Misha loved to make personal appearances in front of chess fans, and to give interviews. He was never at a loss for words, which made him popular with journalists. He often expressed his thoughts via aphorisms, and found for them sharp, unusual words. He certainly had a talent for entertaining people, and could delight the people around him, especially at dinners, etc. I remember the morning after he had been declared world champion, when a journalist asked him how he felt:

"My head is full of sunshine!"


The journalist was delighted by tal's improvisation, although the actual words belonged to Yves Montane. However, when Botvinnik heard about it, he commented dryly:

"Look what chess has come to! We have a world champion who is a chatterbox!"

In everyday life, Tal was kind, good-natured, unprejudiced, and always ready to come to the aid of a friend.

When in the early 1960s, my daughter was seriously ill, I at one point despaired, because I could not get the necessary medicine for her. How great was my surprise, when, returning from a trip abroad, Tal brought it back with him…

As a chess fighter, Tal was fearless.

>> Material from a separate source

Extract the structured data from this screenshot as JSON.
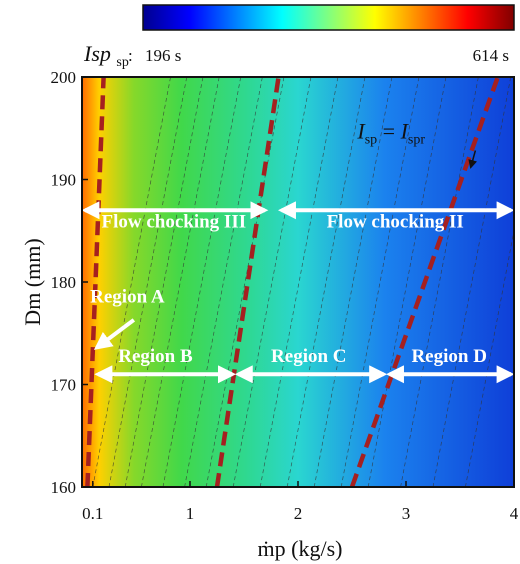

If the position was to his liking, he bravely went in for complications, believing fanatically in himself. He had this quality not only at the chessboard. I remember once in Yugolsavia, when we went with Gligoric, to a swimming pool, which had a three-metre high springboard, and Misha was watching. Someone challenged him to dive off it himself, and he immediately took up the challenge, even though he had never been on a springboard before… And once in Havana, he suddenly entered a bull-fighting arena and barely managed to jump back over the fence in time!

"Don't think of the consequences!" – that was his whole life's philosophy. Alas, top-level chess demands self-sacrifice, a careful, even ascetic regime. Asceticism was a much a stranger to Misha as depression. He burned the candle at both ends. And died before his time…

Biographies of Tal usually forget to to point out the role played in his development by Koblents, and this was by no means limited to purely trainer's obligations. Alexander Neftalievich was his guardian, his uncle, even, if you wish, his even his nurse. Being of the same mind as Tal creatively, he did everything that was within his power, to help him in everything, both in chess and in life.


It was Koblents who told me about how the negotiations went with Botvinnik, for the return match. Knowning that during such negotiations, Mikhail Moiseevich tried to provoke arguments, so as to quarrel with his opponent, Misha announced beforehand: "Botvinnik won't be able to argue with me, because I am ready to concede him everything!".

Before the negotiations started, Tal loudly announced that it would be nice to have the match in Riga, in the champion's home country. However, this idea was flatly rejected by Botvinnik, who said the return match should take place where the original match had been held, namely in Moscow. The then FIDE President. Folke Rogard, did not interfere in this matter – he regarded it as an internal matter for our federation…

Another question was more serious. Not long before the return match, Tal fell ill, and his doctors in Riga strongly advised him to postpone the start of the match to a later date. In reply, Botvinnik demanded that tal come to Moscow, so that doctors there could confirm the diagnosis.Hearing about this, Tal laughed: "Never mind, I'll beat him anyway!". Alas, this was an obvious mistake.. .

 Misha was surrounded by many friends, who loved to be in his company, bring him to their homes, and regarded him as "a close friend" – and who shamelessly exploited him for their own ends. I shall never forget how he was brought to the federation praesidium, so that he could vote for "the right man", even though he could barely stand up. Tal did not have enough real friends. A terrible shame.